Contrairement à ce que laisse entendre leur dénomination, les terres rares sont relativement abondantes mais leurs propriétés électromagnétiques -particulièrement recherchées dans l'industrie- en font des "métaux stratégiques".

La Chine dispose ainsi d'un levier de pression, une "arme stratégique", selon Cyclope, un rapport annuel sur les matières premières. Et Pékin n'hésite pas à s'en servir. En 2010, en représailles à un différend territorial, la Chine avait brutalement interrompu ses exportations de terres rares vers le Japon. Les entreprises de haute technologie de l'archipel, très dépendantes du voisin chinois pour leur approvisionnement, avaient été durement touchées.

Xi Jinping a visité un site de retraitement de terres rares

Interrogé pour savoir les terres rares pourraient constituer une arme de rétorsion envers les États-Unis, un responsable de la puissante agence de planification économique (NDRC) a publié hier mardi soir 28 mai un communiqué au ton menaçant. "Si quelqu'un veut utiliser des produits fabriqués à partir de nos exportations de terres rares pour freiner le développement de la Chine, alors je pense que (...) le peuple chinois sera mécontent", a-t-il mis en garde.

Ces déclarations font suite à la visite remarquée du président Xi Jinping dans une usine de traitement de terres rares la semaine dernière - ce qui avait déjà été interprété comme une menace tacite juste après les menaces des Etats-Unis contre Huawei.
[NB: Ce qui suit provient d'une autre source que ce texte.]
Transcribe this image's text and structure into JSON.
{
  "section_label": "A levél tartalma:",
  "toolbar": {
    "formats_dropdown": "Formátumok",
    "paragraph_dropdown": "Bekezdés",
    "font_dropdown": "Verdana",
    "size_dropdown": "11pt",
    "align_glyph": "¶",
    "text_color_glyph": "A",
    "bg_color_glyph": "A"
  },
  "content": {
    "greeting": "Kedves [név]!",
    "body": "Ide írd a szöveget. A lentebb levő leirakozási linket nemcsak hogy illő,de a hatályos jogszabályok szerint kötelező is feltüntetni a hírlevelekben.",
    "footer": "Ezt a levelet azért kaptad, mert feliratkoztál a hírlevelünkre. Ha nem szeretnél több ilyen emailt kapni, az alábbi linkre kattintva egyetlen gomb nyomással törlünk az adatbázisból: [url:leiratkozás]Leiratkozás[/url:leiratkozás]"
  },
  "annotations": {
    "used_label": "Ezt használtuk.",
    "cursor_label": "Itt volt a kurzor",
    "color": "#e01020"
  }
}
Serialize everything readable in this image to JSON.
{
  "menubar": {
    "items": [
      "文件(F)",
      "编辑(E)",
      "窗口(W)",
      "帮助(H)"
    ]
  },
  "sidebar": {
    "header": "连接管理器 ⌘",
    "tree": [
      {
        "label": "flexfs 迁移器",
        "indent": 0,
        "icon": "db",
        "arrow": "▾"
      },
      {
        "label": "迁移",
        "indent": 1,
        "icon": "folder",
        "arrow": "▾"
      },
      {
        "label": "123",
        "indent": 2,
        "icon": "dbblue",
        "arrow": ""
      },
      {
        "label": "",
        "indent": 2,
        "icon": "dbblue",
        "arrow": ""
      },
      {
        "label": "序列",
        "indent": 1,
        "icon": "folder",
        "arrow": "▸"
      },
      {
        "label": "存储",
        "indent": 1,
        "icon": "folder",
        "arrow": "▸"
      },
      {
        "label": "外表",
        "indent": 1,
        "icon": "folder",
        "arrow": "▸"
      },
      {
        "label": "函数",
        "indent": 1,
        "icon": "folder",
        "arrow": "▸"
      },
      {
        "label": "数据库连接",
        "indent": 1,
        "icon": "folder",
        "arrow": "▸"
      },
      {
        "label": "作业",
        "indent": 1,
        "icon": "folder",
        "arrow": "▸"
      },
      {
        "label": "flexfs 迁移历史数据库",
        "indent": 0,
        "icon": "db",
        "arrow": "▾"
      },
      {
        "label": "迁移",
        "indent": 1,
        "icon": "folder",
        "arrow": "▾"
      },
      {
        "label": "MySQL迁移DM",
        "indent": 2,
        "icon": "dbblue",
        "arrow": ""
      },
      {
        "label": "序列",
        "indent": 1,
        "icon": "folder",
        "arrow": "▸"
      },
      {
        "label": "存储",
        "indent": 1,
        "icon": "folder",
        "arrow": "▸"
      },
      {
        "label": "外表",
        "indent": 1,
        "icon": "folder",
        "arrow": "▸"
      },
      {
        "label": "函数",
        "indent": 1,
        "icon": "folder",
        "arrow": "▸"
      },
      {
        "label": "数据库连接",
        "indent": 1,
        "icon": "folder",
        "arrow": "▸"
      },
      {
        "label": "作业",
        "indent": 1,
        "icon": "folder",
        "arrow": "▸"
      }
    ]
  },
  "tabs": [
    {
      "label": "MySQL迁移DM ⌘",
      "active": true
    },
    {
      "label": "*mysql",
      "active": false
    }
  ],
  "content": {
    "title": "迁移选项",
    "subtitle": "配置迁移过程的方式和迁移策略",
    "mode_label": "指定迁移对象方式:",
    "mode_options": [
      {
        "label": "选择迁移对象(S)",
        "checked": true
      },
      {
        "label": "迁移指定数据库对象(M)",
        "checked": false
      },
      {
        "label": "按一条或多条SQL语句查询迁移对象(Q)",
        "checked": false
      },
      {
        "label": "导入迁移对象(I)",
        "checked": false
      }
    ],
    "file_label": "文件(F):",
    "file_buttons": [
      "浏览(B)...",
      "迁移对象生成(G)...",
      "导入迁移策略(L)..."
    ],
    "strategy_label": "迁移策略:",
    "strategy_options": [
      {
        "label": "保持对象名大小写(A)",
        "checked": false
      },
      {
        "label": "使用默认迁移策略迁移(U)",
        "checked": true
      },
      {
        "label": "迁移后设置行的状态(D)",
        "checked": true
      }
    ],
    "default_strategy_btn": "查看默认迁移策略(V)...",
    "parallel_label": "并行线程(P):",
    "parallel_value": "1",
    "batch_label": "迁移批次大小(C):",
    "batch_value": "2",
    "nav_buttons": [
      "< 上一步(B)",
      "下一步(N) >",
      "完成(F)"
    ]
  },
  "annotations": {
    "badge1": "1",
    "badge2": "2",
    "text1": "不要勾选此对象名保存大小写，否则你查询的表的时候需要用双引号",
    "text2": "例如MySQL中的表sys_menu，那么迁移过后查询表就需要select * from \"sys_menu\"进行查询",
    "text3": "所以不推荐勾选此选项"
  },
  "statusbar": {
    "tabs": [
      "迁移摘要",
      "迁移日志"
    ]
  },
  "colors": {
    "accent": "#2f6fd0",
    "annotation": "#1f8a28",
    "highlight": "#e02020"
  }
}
Xi Jinping avait fait valoir que "les terres rares sont une importante ressource stratégique". "Ce n'est qu'en possession d'une technologie indépendante (que nous) pourrons rester invincibles", avait-il ajouté, semblant faire le lien avec l'affaire Huawei.

Une arme à double tranchant pour la Chine?

Les médias de Pékin enfonçaient le clou ce mercredi. "En lançant une guerre commerciale contre la Chine, les États-Unis courent le risque de perdre un approvisionnement en matériaux vitaux pour leur puissance technologique", relevait l'agence officielle Chine nouvelle. "Si les États-Unis tentent de bloquer le développement de la Chine, tôt ou tard elle se servira des terres rares comme d'une arme", avertissait le quotidien chinois Global Times.

Des analystes estiment cependant que Pékin pourrait hésiter à utiliser le levier des minerais, afin de ne pas accélérer la recherche de solutions alternatives à ces matières premières. "Si la Chine décide de bloquer les exportations de terres rares vers les États-Unis, cela pourrait provoquer des conséquences compliquées, y compris des pertes pour la Chine elle-même", reconnaissait le Global Times, au ton souvent nationaliste. "La Chine sait toutefois très bien que ce sont les États-Unis qui en souffriront le plus".